En vista de lo expuesto y ante la falta del apoyo institucional, la sociedad civil ha sido la gran protagonista por su empuje y tesón a la hora de alcanzar la justicia que se le niega en la práctica. La falta de voluntad, la ineficiencia y la apatía mostradas por parte las instituciones estatales son evidentes: no se ha conformado una comisión nacional de búsqueda de desaparecidos ni un registro único de los mismos, y se somete a los interesados a pasar por complicados laberintos burocráticos.

En definitiva, queda mucho por hacer. El Estado ha de replantearse su estrategia en temas de memoria histórica, zanjar definitivamente las reparaciones que le debe a su propia población y comprender que sanar viejas heridas no es retroceder, sino avanzar.

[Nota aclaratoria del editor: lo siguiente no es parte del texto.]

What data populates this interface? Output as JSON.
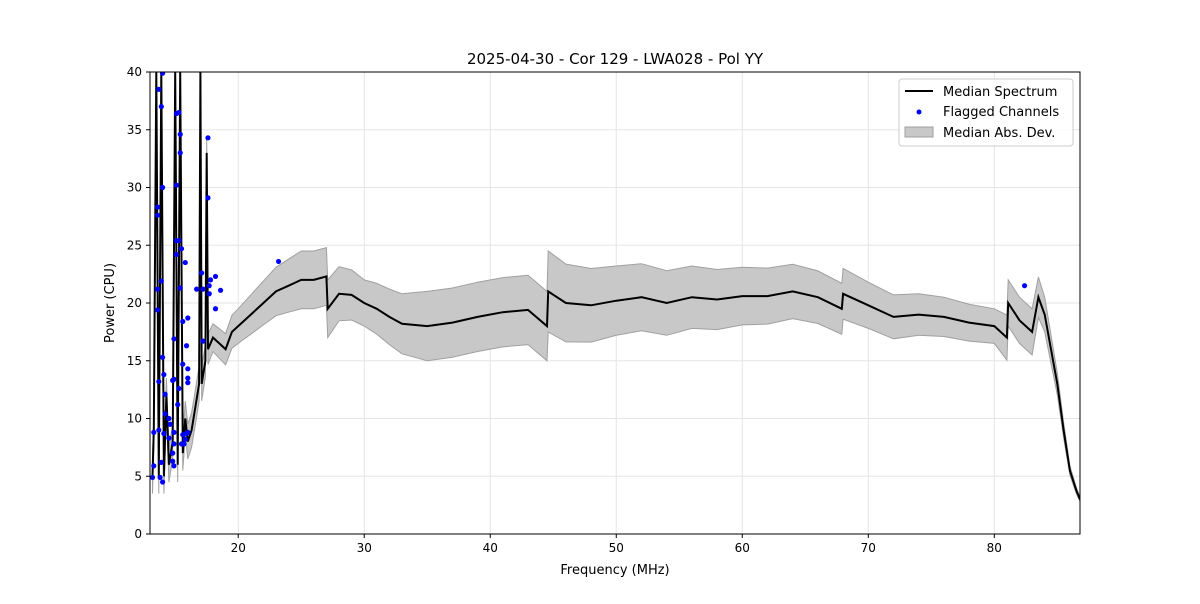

ÁLVARO DÍAZ NAVARRO es licenciado en Traducción e Interpretación por la Universidad de Alicante y maestro en Relaciones Internacionales, Seguridad y Desarrollo por la EAE Business School, Barcelona, y la Universidad Autónoma de Barcelona. Fue colaborador de la Associació Catalana per la Pau en temas de cooperación al desarrollo y de Latinoamérica.